And following is unit test for continuation functor, which also demonstrate the CPS version of factorial:

public partial class FunctorTests
{
    [TestMethod()]
    public void ContinuationTest()
    {
        Func<int, Cps<int, int>> factorialCps = null; // Must have.
        factorialCps = x => x == 0
            ? 1.Cps<int, int>()
            : (from y in factorialCps(x - 1)
               select x * y);
        Func<int, int> factorial = factorialCps.NoCps();
        Assert.AreEqual(3 * 2 * 1, factorial(3));

        // Functor law 1: F.Select(Id) == Id(F)

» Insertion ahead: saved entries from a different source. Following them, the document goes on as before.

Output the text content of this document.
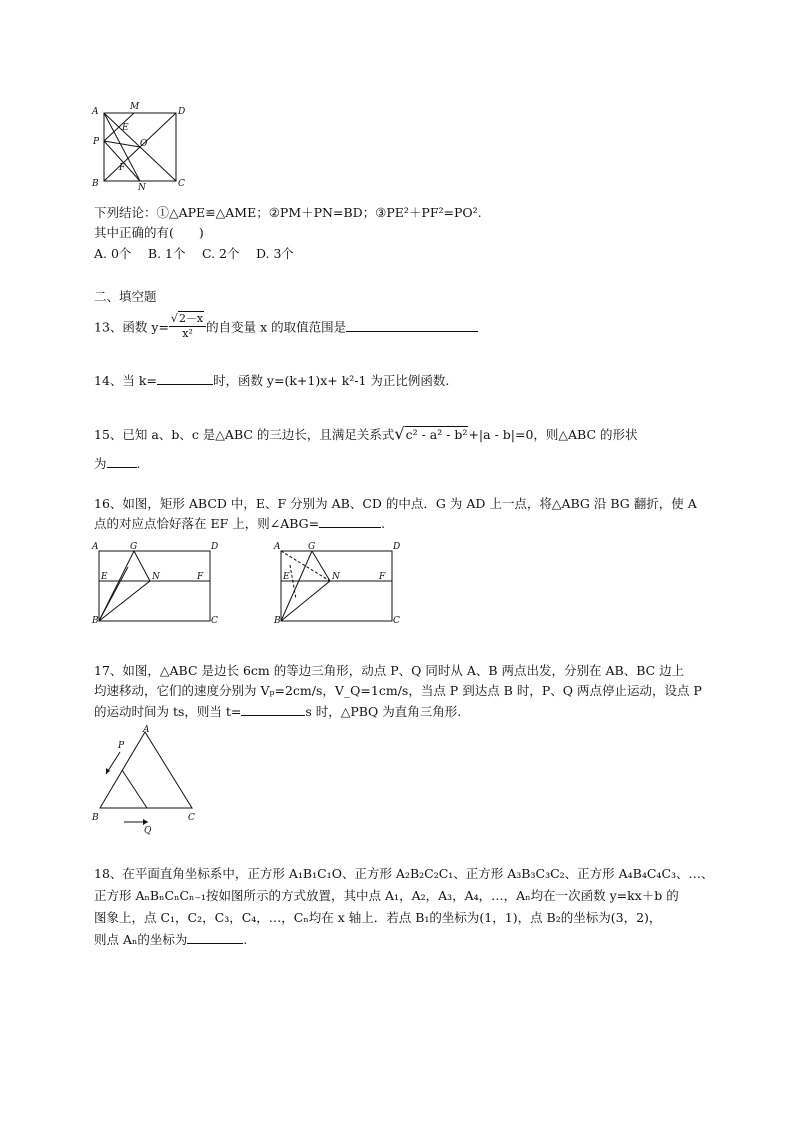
A	M	D
E
P	O
F
B	N	C
下列结论：①△APE≌△AME；②PM＋PN=BD；③PE²＋PF²=PO².
其中正确的有(　　)
A. 0个　 B. 1个　 C. 2个　 D. 3个
二、填空题
13、函数 $y= \frac{√2-x}{\text{x²}}$ 的自变量 x 的取值范围是
14、当 k=	时，函数 y=(k+1)x+ k²-1 为正比例函数.
15、已知 a、b、c 是△ABC 的三边长，且满足关系式√c² - a² - b²+|a - b|=0，则△ABC 的形状
为 .
16、如图，矩形 ABCD 中，E、F 分别为 AB、CD 的中点．G 为 AD 上一点，将△ABG 沿 BG 翻折，使 A
点的对应点恰好落在 EF 上，则∠ABG=	.
A	G	D
E	N	F
B	C
A	G	D
E	N	F
B	C
17、如图，△ABC 是边长 6cm 的等边三角形，动点 P、Q 同时从 A、B 两点出发，分别在 AB、BC 边上
均速移动，它们的速度分别为 Vₚ=2cm/s，V_Q=1cm/s，当点 P 到达点 B 时，P、Q 两点停止运动，设点 P
的运动时间为 ts，则当 t=	s 时，△PBQ 为直角三角形.
A
P
B
Q
C
18、在平面直角坐标系中，正方形 A₁B₁C₁O、正方形 A₂B₂C₂C₁、正方形 A₃B₃C₃C₂、正方形 A₄B₄C₄C₃、…、
正方形 AₙBₙCₙCₙ₋₁按如图所示的方式放置，其中点 A₁，A₂，A₃，A₄，…，Aₙ均在一次函数 y=kx＋b 的
图象上，点 C₁，C₂，C₃，C₄，…，Cₙ均在 x 轴上．若点 B₁的坐标为(1，1)，点 B₂的坐标为(3，2)，
则点 Aₙ的坐标为	.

        Assert.AreEqual(factorialCps(3).Select(Functions.Id).Invoke(), Functions.Id(factorialCps(3)).Invoke());
        // Functor law 2: F.Select(f2.o(f1)) == F.Select(f1).Select(f2)
        Func<int, int> addOne = x => x + 1;
        Func<int, int> addTwo = x => x + 2;
        Cps<int, int> cps1 = factorialCps(3).Select(addTwo.o(addOne));
        Cps<int, int> cps2 = factorialCps(3).Select(addOne).Select(addTwo);
        Assert.AreEqual(cps1.Invoke(), cps2.Invoke());
    }
}